VIETTE-NAM: (H)annoyed No More, and the Sigh Gone

Posted November 8th, 2012 by Dr. Craig D. Reid in Uncategorized

Mye Hoang is baaaaack at the SDAFF, but this time it’s personal…no joking, it is.

For many years, Hoang worked for the San Diego Asian Film Foundation applying her personal touch, knowledge and experience with Asian film to help what is today the Pacific Arts Movement’s flagship event, the San Diego Asian Film Festival, now considered the second biggest Asian Film Festival in the United States.

Hoang left the Foundation to pursue other opportunities, one of which was to produce, act and direct in a very intimate and personal story. It is a tale filled with betrayal, domestic violence, physical/emotional/verbal abuse, sex, deception and an unrequited love that eventually led her down an ominous road that perhaps has guided her to personal salvation…at least on the surface.

The movie is Viette, and it is her life story, a harrowing saga that even her co-workers at the SDAFF were unfamiliar with, including the Pacific Arts Movement founder and executive director Lee Ann Kim.

It was Monday night, November 5, 2012 and last night, Wednesday, November 7 or Day 7 of the 13th Annual SDAFF that Hoang arrived on the other side of the cinematic coin…a filmmaker and interviewee.

After the premiere screening, Hoang, and three members of the cast, Sean McBride, Joshua Bednarsky and Chi Pham, had a Q&A session.

Kim admits to Hoang and the audience that it is really awkward for her (Kim), sharing that for those of us that know Mye, she is a very private person and none of us knew she had this in her.

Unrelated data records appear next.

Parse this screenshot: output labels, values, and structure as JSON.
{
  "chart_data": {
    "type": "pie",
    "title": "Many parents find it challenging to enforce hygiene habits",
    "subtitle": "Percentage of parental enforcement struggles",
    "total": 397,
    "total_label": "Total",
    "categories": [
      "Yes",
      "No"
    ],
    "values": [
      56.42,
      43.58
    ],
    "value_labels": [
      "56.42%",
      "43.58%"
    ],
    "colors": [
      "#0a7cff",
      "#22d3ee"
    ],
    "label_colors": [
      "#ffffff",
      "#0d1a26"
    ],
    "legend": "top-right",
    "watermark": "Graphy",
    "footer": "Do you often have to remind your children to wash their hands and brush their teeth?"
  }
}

When Kim asks Hoang what is her motivation for making such a private thing so public Hoang admits, “I am a very shy and private person. Because I’ve lived this secret life for so long , I feel now that I can talk about.

“There are many things people have with bad experiences and don’t talk about it. This is a way to articulate my feelings. Even my friends close to me during those years didn’t really know what was happening. I had a High School mentor, a writer who said write what you know, and if you have a story, you have a responsibility to tell that story.”

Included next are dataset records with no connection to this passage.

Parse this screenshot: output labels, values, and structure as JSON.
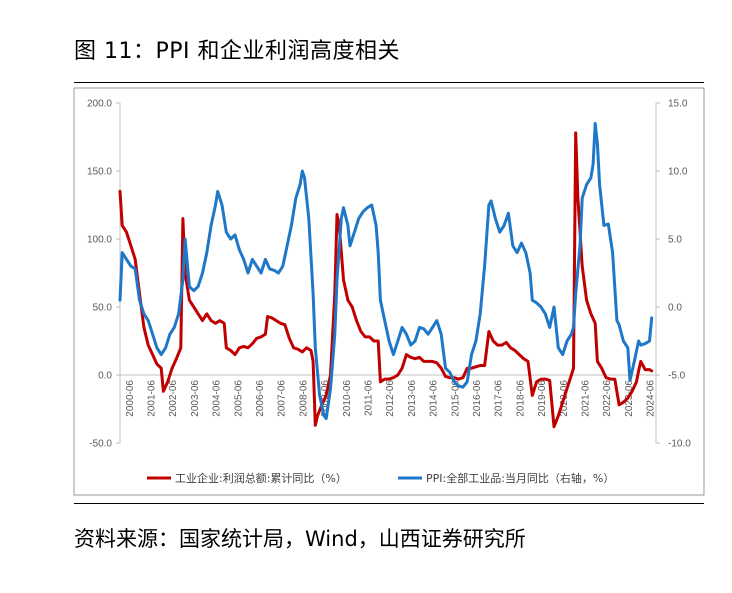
{
  "title": "图 11：PPI 和企业利润高度相关",
  "source": "资料来源：国家统计局，Wind，山西证券研究所",
  "chart_data": {
    "type": "line",
    "left_axis": {
      "min": -50,
      "max": 200,
      "ticks": [
        "200.0",
        "150.0",
        "100.0",
        "50.0",
        "0.0",
        "-50.0"
      ],
      "tick_values": [
        200,
        150,
        100,
        50,
        0,
        -50
      ]
    },
    "right_axis": {
      "min": -10,
      "max": 15,
      "ticks": [
        "15.0",
        "10.0",
        "5.0",
        "0.0",
        "-5.0",
        "-10.0"
      ],
      "tick_values": [
        15,
        10,
        5,
        0,
        -5,
        -10
      ]
    },
    "x_ticks": [
      "2000-06",
      "2001-06",
      "2002-06",
      "2003-06",
      "2004-06",
      "2005-06",
      "2006-06",
      "2007-06",
      "2008-06",
      "2009-06",
      "2010-06",
      "2011-06",
      "2012-06",
      "2013-06",
      "2014-06",
      "2015-06",
      "2016-06",
      "2017-06",
      "2018-06",
      "2019-06",
      "2020-06",
      "2021-06",
      "2022-06",
      "2023-06",
      "2024-06"
    ],
    "x_start": 2000.0,
    "x_end": 2024.7,
    "legend_position": "bottom",
    "series": [
      {
        "name": "工业企业:利润总额:累计同比（%）",
        "axis": "left",
        "color": "#C00000",
        "points": [
          [
            2000.0,
            135
          ],
          [
            2000.1,
            110
          ],
          [
            2000.3,
            105
          ],
          [
            2000.5,
            95
          ],
          [
            2000.7,
            85
          ],
          [
            2000.9,
            60
          ],
          [
            2001.1,
            35
          ],
          [
            2001.3,
            22
          ],
          [
            2001.5,
            15
          ],
          [
            2001.7,
            8
          ],
          [
            2001.9,
            5
          ],
          [
            2002.0,
            -12
          ],
          [
            2002.2,
            -5
          ],
          [
            2002.4,
            5
          ],
          [
            2002.6,
            12
          ],
          [
            2002.8,
            20
          ],
          [
            2002.9,
            115
          ],
          [
            2003.0,
            75
          ],
          [
            2003.2,
            55
          ],
          [
            2003.4,
            50
          ],
          [
            2003.6,
            45
          ],
          [
            2003.8,
            40
          ],
          [
            2004.0,
            45
          ],
          [
            2004.2,
            40
          ],
          [
            2004.4,
            38
          ],
          [
            2004.6,
            40
          ],
          [
            2004.8,
            38
          ],
          [
            2004.9,
            20
          ],
          [
            2005.1,
            18
          ],
          [
            2005.3,
            15
          ],
          [
            2005.5,
            20
          ],
          [
            2005.7,
            21
          ],
          [
            2005.9,
            20
          ],
          [
            2006.1,
            23
          ],
          [
            2006.3,
            27
          ],
          [
            2006.5,
            28
          ],
          [
            2006.7,
            30
          ],
          [
            2006.8,
            43
          ],
          [
            2007.0,
            42
          ],
          [
            2007.2,
            40
          ],
          [
            2007.4,
            38
          ],
          [
            2007.6,
            37
          ],
          [
            2007.8,
            27
          ],
          [
            2008.0,
            20
          ],
          [
            2008.2,
            19
          ],
          [
            2008.4,
            17
          ],
          [
            2008.6,
            20
          ],
          [
            2008.8,
            18
          ],
          [
            2008.9,
            10
          ],
          [
            2009.0,
            -37
          ],
          [
            2009.1,
            -30
          ],
          [
            2009.3,
            -22
          ],
          [
            2009.5,
            -15
          ],
          [
            2009.7,
            0
          ],
          [
            2009.9,
            60
          ],
          [
            2010.0,
            118
          ],
          [
            2010.1,
            110
          ],
          [
            2010.3,
            70
          ],
          [
            2010.5,
            55
          ],
          [
            2010.7,
            50
          ],
          [
            2010.9,
            40
          ],
          [
            2011.1,
            32
          ],
          [
            2011.3,
            28
          ],
          [
            2011.5,
            28
          ],
          [
            2011.7,
            25
          ],
          [
            2011.9,
            25
          ],
          [
            2012.0,
            -5
          ],
          [
            2012.2,
            -3
          ],
          [
            2012.4,
            -3
          ],
          [
            2012.6,
            -2
          ],
          [
            2012.8,
            0
          ],
          [
            2013.0,
            5
          ],
          [
            2013.2,
            15
          ],
          [
            2013.4,
            13
          ],
          [
            2013.6,
            12
          ],
          [
            2013.8,
            13
          ],
          [
            2014.0,
            10
          ],
          [
            2014.2,
            10
          ],
          [
            2014.4,
            10
          ],
          [
            2014.6,
            9
          ],
          [
            2014.8,
            5
          ],
          [
            2015.0,
            -1
          ],
          [
            2015.2,
            -2
          ],
          [
            2015.4,
            -2
          ],
          [
            2015.6,
            -3
          ],
          [
            2015.8,
            -2
          ],
          [
            2016.0,
            5
          ],
          [
            2016.2,
            5
          ],
          [
            2016.4,
            6
          ],
          [
            2016.6,
            7
          ],
          [
            2016.8,
            7
          ],
          [
            2017.0,
            32
          ],
          [
            2017.2,
            25
          ],
          [
            2017.4,
            22
          ],
          [
            2017.6,
            22
          ],
          [
            2017.8,
            24
          ],
          [
            2018.0,
            20
          ],
          [
            2018.2,
            18
          ],
          [
            2018.4,
            15
          ],
          [
            2018.6,
            12
          ],
          [
            2018.8,
            10
          ],
          [
            2019.0,
            -15
          ],
          [
            2019.2,
            -5
          ],
          [
            2019.4,
            -3
          ],
          [
            2019.6,
            -3
          ],
          [
            2019.8,
            -4
          ],
          [
            2020.0,
            -38
          ],
          [
            2020.2,
            -30
          ],
          [
            2020.4,
            -20
          ],
          [
            2020.6,
            -10
          ],
          [
            2020.8,
            0
          ],
          [
            2020.9,
            5
          ],
          [
            2021.0,
            178
          ],
          [
            2021.1,
            130
          ],
          [
            2021.3,
            80
          ],
          [
            2021.5,
            55
          ],
          [
            2021.7,
            45
          ],
          [
            2021.9,
            38
          ],
          [
            2022.0,
            10
          ],
          [
            2022.2,
            5
          ],
          [
            2022.4,
            -2
          ],
          [
            2022.6,
            -3
          ],
          [
            2022.8,
            -3
          ],
          [
            2023.0,
            -22
          ],
          [
            2023.2,
            -20
          ],
          [
            2023.4,
            -17
          ],
          [
            2023.6,
            -12
          ],
          [
            2023.8,
            -5
          ],
          [
            2023.9,
            3
          ],
          [
            2024.0,
            10
          ],
          [
            2024.2,
            4
          ],
          [
            2024.4,
            4
          ],
          [
            2024.5,
            3
          ]
        ]
      },
      {
        "name": "PPI:全部工业品:当月同比（右轴，%）",
        "axis": "right",
        "color": "#1F77C8",
        "points": [
          [
            2000.0,
            0.5
          ],
          [
            2000.1,
            4.0
          ],
          [
            2000.3,
            3.5
          ],
          [
            2000.5,
            3.0
          ],
          [
            2000.7,
            2.8
          ],
          [
            2000.9,
            0.5
          ],
          [
            2001.1,
            -0.5
          ],
          [
            2001.3,
            -1.0
          ],
          [
            2001.5,
            -2.0
          ],
          [
            2001.7,
            -3.0
          ],
          [
            2001.9,
            -3.5
          ],
          [
            2002.1,
            -3.0
          ],
          [
            2002.3,
            -2.0
          ],
          [
            2002.5,
            -1.5
          ],
          [
            2002.7,
            -0.5
          ],
          [
            2002.9,
            2.0
          ],
          [
            2003.0,
            5.0
          ],
          [
            2003.2,
            1.5
          ],
          [
            2003.4,
            1.2
          ],
          [
            2003.6,
            1.5
          ],
          [
            2003.8,
            2.5
          ],
          [
            2004.0,
            4.0
          ],
          [
            2004.2,
            6.0
          ],
          [
            2004.4,
            7.5
          ],
          [
            2004.5,
            8.5
          ],
          [
            2004.7,
            7.5
          ],
          [
            2004.9,
            5.5
          ],
          [
            2005.1,
            5.0
          ],
          [
            2005.3,
            5.3
          ],
          [
            2005.5,
            4.2
          ],
          [
            2005.7,
            3.5
          ],
          [
            2005.9,
            2.5
          ],
          [
            2006.1,
            3.5
          ],
          [
            2006.3,
            3.0
          ],
          [
            2006.5,
            2.5
          ],
          [
            2006.7,
            3.5
          ],
          [
            2006.9,
            2.8
          ],
          [
            2007.1,
            2.7
          ],
          [
            2007.3,
            2.5
          ],
          [
            2007.5,
            3.0
          ],
          [
            2007.7,
            4.5
          ],
          [
            2007.9,
            6.0
          ],
          [
            2008.1,
            8.0
          ],
          [
            2008.3,
            9.0
          ],
          [
            2008.4,
            10.0
          ],
          [
            2008.5,
            9.5
          ],
          [
            2008.7,
            6.5
          ],
          [
            2008.9,
            1.0
          ],
          [
            2009.0,
            -3.0
          ],
          [
            2009.2,
            -6.5
          ],
          [
            2009.4,
            -8.0
          ],
          [
            2009.5,
            -8.2
          ],
          [
            2009.7,
            -6.0
          ],
          [
            2009.9,
            -2.0
          ],
          [
            2010.0,
            2.0
          ],
          [
            2010.2,
            6.5
          ],
          [
            2010.3,
            7.3
          ],
          [
            2010.5,
            6.0
          ],
          [
            2010.6,
            4.5
          ],
          [
            2010.8,
            5.5
          ],
          [
            2011.0,
            6.5
          ],
          [
            2011.2,
            7.0
          ],
          [
            2011.4,
            7.3
          ],
          [
            2011.6,
            7.5
          ],
          [
            2011.8,
            6.0
          ],
          [
            2011.9,
            4.0
          ],
          [
            2012.0,
            0.5
          ],
          [
            2012.2,
            -1.0
          ],
          [
            2012.4,
            -2.5
          ],
          [
            2012.6,
            -3.5
          ],
          [
            2012.8,
            -2.5
          ],
          [
            2013.0,
            -1.5
          ],
          [
            2013.2,
            -2.0
          ],
          [
            2013.4,
            -2.8
          ],
          [
            2013.6,
            -2.5
          ],
          [
            2013.8,
            -1.5
          ],
          [
            2014.0,
            -1.6
          ],
          [
            2014.2,
            -2.0
          ],
          [
            2014.4,
            -1.5
          ],
          [
            2014.6,
            -1.0
          ],
          [
            2014.8,
            -2.0
          ],
          [
            2015.0,
            -4.5
          ],
          [
            2015.2,
            -4.8
          ],
          [
            2015.4,
            -5.5
          ],
          [
            2015.6,
            -5.8
          ],
          [
            2015.8,
            -5.9
          ],
          [
            2016.0,
            -5.5
          ],
          [
            2016.2,
            -3.5
          ],
          [
            2016.4,
            -2.5
          ],
          [
            2016.6,
            -0.5
          ],
          [
            2016.8,
            3.0
          ],
          [
            2017.0,
            7.5
          ],
          [
            2017.1,
            7.8
          ],
          [
            2017.3,
            6.5
          ],
          [
            2017.5,
            5.5
          ],
          [
            2017.7,
            6.0
          ],
          [
            2017.9,
            6.9
          ],
          [
            2018.1,
            4.5
          ],
          [
            2018.3,
            4.0
          ],
          [
            2018.5,
            4.7
          ],
          [
            2018.7,
            4.0
          ],
          [
            2018.9,
            2.5
          ],
          [
            2019.0,
            0.5
          ],
          [
            2019.2,
            0.3
          ],
          [
            2019.4,
            0.0
          ],
          [
            2019.6,
            -0.5
          ],
          [
            2019.8,
            -1.5
          ],
          [
            2020.0,
            0.0
          ],
          [
            2020.2,
            -3.0
          ],
          [
            2020.4,
            -3.5
          ],
          [
            2020.6,
            -2.5
          ],
          [
            2020.8,
            -2.0
          ],
          [
            2020.9,
            -1.5
          ],
          [
            2021.0,
            1.0
          ],
          [
            2021.2,
            4.5
          ],
          [
            2021.3,
            8.0
          ],
          [
            2021.5,
            9.0
          ],
          [
            2021.7,
            9.5
          ],
          [
            2021.8,
            10.5
          ],
          [
            2021.9,
            13.5
          ],
          [
            2022.0,
            12.0
          ],
          [
            2022.1,
            9.0
          ],
          [
            2022.3,
            6.0
          ],
          [
            2022.5,
            6.1
          ],
          [
            2022.7,
            4.0
          ],
          [
            2022.9,
            -1.0
          ],
          [
            2023.0,
            -1.3
          ],
          [
            2023.2,
            -2.5
          ],
          [
            2023.4,
            -3.0
          ],
          [
            2023.5,
            -5.4
          ],
          [
            2023.7,
            -4.0
          ],
          [
            2023.9,
            -2.5
          ],
          [
            2024.0,
            -2.8
          ],
          [
            2024.2,
            -2.7
          ],
          [
            2024.4,
            -2.5
          ],
          [
            2024.5,
            -0.8
          ]
        ]
      }
    ]
  }
}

During the early script stages of the project Hoang never even thought the film would ever get made, never mind being the lead.

“But then it made sense to cast myself,” she quips. “I didn’t want to compromise myself on things like nudity and violence. Plus many Asian American women may not do this kind of role because they’d be disowned by their family. (slight giggle) And so since I’m already disowned, I had nothing to lose. I walked into this project fearlessly and didn’t care about what people thought and I didn’t want to cast anyone who might chicken out at the last minute and compromise what I want.”

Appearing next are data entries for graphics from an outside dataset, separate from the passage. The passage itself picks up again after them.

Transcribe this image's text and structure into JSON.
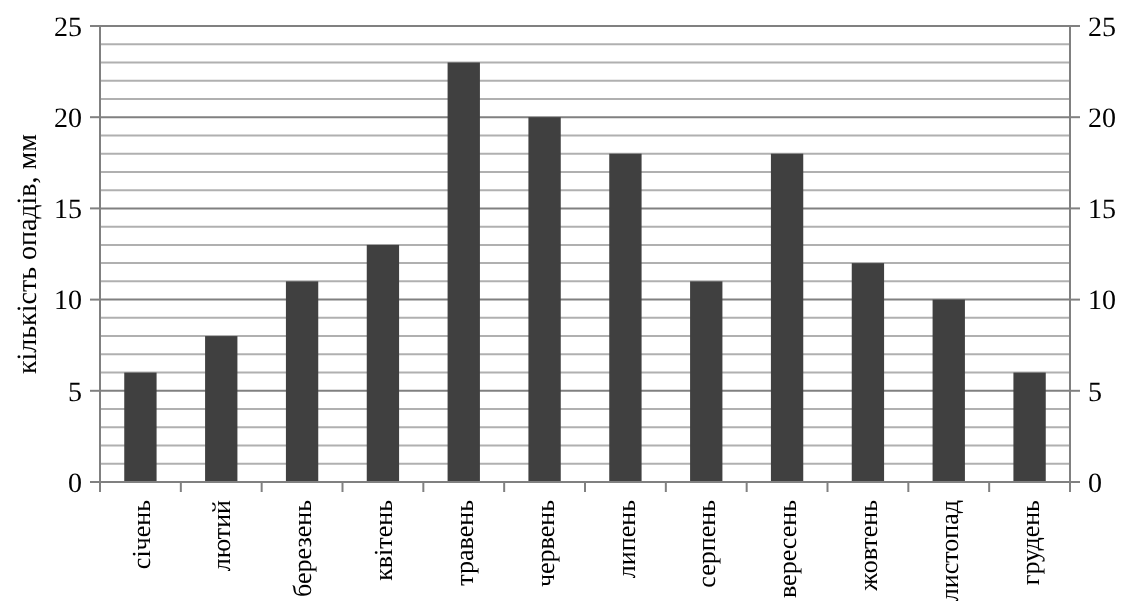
{
  "chart_data": {
    "type": "bar",
    "ylabel": "кількість опадів, мм",
    "categories": [
      "січень",
      "лютий",
      "березень",
      "квітень",
      "травень",
      "червень",
      "липень",
      "серпень",
      "вересень",
      "жовтень",
      "листопад",
      "грудень"
    ],
    "values": [
      6,
      8,
      11,
      13,
      23,
      20,
      18,
      11,
      18,
      12,
      10,
      6
    ],
    "color": "#404040",
    "ylim": [
      0,
      25
    ],
    "yticks": [
      0,
      {
        "value": 1,
        "label": null
      },
      {
        "value": 2,
        "label": null
      },
      {
        "value": 3,
        "label": null
      },
      {
        "value": 4,
        "label": null
      },
      5,
      {
        "value": 6,
        "label": null
      },
      {
        "value": 7,
        "label": null
      },
      {
        "value": 8,
        "label": null
      },
      {
        "value": 9,
        "label": null
      },
      10,
      {
        "value": 11,
        "label": null
      },
      {
        "value": 12,
        "label": null
      },
      {
        "value": 13,
        "label": null
      },
      {
        "value": 14,
        "label": null
      },
      15,
      {
        "value": 16,
        "label": null
      },
      {
        "value": 17,
        "label": null
      },
      {
        "value": 18,
        "label": null
      },
      {
        "value": 19,
        "label": null
      },
      20,
      {
        "value": 21,
        "label": null
      },
      {
        "value": 22,
        "label": null
      },
      {
        "value": 23,
        "label": null
      },
      {
        "value": 24,
        "label": null
      },
      25
    ],
    "y2lim": [
      0,
      25
    ],
    "y2ticks": [
      0,
      5,
      10,
      15,
      20,
      25
    ],
    "grid": "y"
  }
}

Hoang hopes that audiences will walk away from Viette and see the film as an argument for compassion, tolerance, and acceptance. Maybe a parent can improve their relationship with their children adding, “Be more accepting of them and develop a healthly relationship with them.”

She gleefully shares, “A man at a screening said the film inspired him to treat his girlfriend more respectfully. That touched me that my film could cause that reaction.”

Kim saliently closes with question on many people’s minds, “Have your parents seen it?”

Pause of silence later Hoang blurts, “I don’t think my parents know it exists, I hope it remains that way.”

The irony about Hoang’s story is that she had an abusive father and at the end of day, she married a man similar to her father.

For individuals in similar situations, if repressed emotions are not fully processed internally, at the gut level, history will repeat itself.